Meer wethouders door versplintering
Het voornemen was kleinere colleges, maar in de vijftig grootste gemeenten hebben de colleges met uitbreiding van het aantal wethouders de overhand.
In de collegevorming strijdt de drang om in crisistijden het goede voorbeeld te geven – minder wethouders dus – met het probleem dat er door de versplintering meer partijen nodig zijn om een stabiel college te vormen. Na de afronding van de collegeonderhandelingen in 351 van de 394 gemeenten waar op 3 maart raadsverkiezingen zijn gehouden, wint ‘groter’ het van ‘kleiner’.
Er zijn 64 wethoudersposten extra gemaakt, terwijl er 61 wethoudersposten geschrapt zijn, zo blijkt uit het onderzoek van Binnenlands Bestuur naar de collegevorming. Met de nog lopende collegeonderhandelingen is de kans aanzienlijk dat groter het wint van kleiner. Waar men nog niet klaar is, verloopt de formatie moeizaam, vooral door wantrouwen, politieke versplintering en verdeeldheid.
Recept
Grotere colleges worden vooral gevormd in de vijftig grootste gemeenten. Terwijl de collegevorming in Den Haag, Rotterdam en Almere nog moeizaam verloopt, zijn er nu in de grote gemeenten al zestien extra wethoudersposten gecreëerd. Daar staat tegenover dat er onder de vijftig grootste gemeenten tien wethoudersposten vanwege bezuinigingen zijn geschrapt (zie ‘Groter wint van klein’ hieronder).
Illustratief voor het vormen van een breder college is Amsterdam. De collegepartijen PvdA en Groen- Links verloren hun comfortabele meerderheid en hadden een derde partij nodig.
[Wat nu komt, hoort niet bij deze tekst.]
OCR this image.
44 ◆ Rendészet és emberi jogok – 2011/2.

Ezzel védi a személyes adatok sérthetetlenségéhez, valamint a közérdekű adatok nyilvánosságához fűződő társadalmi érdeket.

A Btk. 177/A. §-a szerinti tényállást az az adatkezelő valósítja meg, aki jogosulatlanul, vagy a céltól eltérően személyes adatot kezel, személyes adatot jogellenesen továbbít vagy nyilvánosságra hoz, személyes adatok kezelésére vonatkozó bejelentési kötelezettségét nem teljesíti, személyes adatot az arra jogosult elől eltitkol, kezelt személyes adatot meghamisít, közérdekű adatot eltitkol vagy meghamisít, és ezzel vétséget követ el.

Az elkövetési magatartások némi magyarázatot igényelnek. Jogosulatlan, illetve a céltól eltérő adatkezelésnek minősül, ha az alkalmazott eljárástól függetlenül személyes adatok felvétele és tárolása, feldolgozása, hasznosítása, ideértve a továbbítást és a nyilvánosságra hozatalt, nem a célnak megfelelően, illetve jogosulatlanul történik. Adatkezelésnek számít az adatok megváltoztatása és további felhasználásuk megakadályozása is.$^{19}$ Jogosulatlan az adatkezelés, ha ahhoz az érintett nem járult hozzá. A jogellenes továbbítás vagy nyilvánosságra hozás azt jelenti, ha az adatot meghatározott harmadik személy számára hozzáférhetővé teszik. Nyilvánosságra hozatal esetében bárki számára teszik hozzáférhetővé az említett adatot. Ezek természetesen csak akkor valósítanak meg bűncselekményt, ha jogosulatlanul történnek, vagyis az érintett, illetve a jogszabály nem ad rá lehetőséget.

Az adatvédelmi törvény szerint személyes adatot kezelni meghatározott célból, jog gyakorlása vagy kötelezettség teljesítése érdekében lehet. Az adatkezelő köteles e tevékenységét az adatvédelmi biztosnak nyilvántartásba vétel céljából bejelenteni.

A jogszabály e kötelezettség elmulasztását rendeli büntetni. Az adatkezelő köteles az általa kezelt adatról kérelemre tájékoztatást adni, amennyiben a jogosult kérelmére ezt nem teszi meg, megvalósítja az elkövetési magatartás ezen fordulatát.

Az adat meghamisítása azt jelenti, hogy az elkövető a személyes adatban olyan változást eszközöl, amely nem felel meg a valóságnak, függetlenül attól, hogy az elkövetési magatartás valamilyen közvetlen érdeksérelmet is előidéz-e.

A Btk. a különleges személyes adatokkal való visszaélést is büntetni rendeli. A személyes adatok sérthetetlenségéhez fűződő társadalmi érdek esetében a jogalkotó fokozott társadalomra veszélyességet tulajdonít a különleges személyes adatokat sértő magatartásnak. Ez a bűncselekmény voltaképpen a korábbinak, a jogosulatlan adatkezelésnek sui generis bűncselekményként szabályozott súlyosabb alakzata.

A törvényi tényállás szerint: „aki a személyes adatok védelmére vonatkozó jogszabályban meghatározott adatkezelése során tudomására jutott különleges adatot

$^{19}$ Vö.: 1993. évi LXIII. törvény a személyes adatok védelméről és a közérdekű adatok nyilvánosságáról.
Door de onnavolgbare onderhandelingstactiek van de gewenste derde partij, winnaar D66 (eerst wel, toen niet, toen weer wel en toen hoefde het niet meer) mocht en moest de VVD aanschuiven. Dat alles bleek geen recept voor een kleiner, maar juist voor een groter college: Amsterdam doet het straks met zeven in plaats van zes wethouders.
Lager salaris
In enkele andere grote steden is het college zelfs met twee wethouders uitgebreid in vergelijking met de oude colleges. Arnhem probeerde de uitbreiding van twee wethouders te compenseren met een lager salaris, dat kostte de GroenLinks-wethouder Barth van Eethen zijn wethouderschap. Hij vond dat zijn partij de rechtspositie van wethouders geweld aan deed door daarmee in te stemmen. In Maastricht en Eindhoven werd het college ook met twee wethouders uitgebreid.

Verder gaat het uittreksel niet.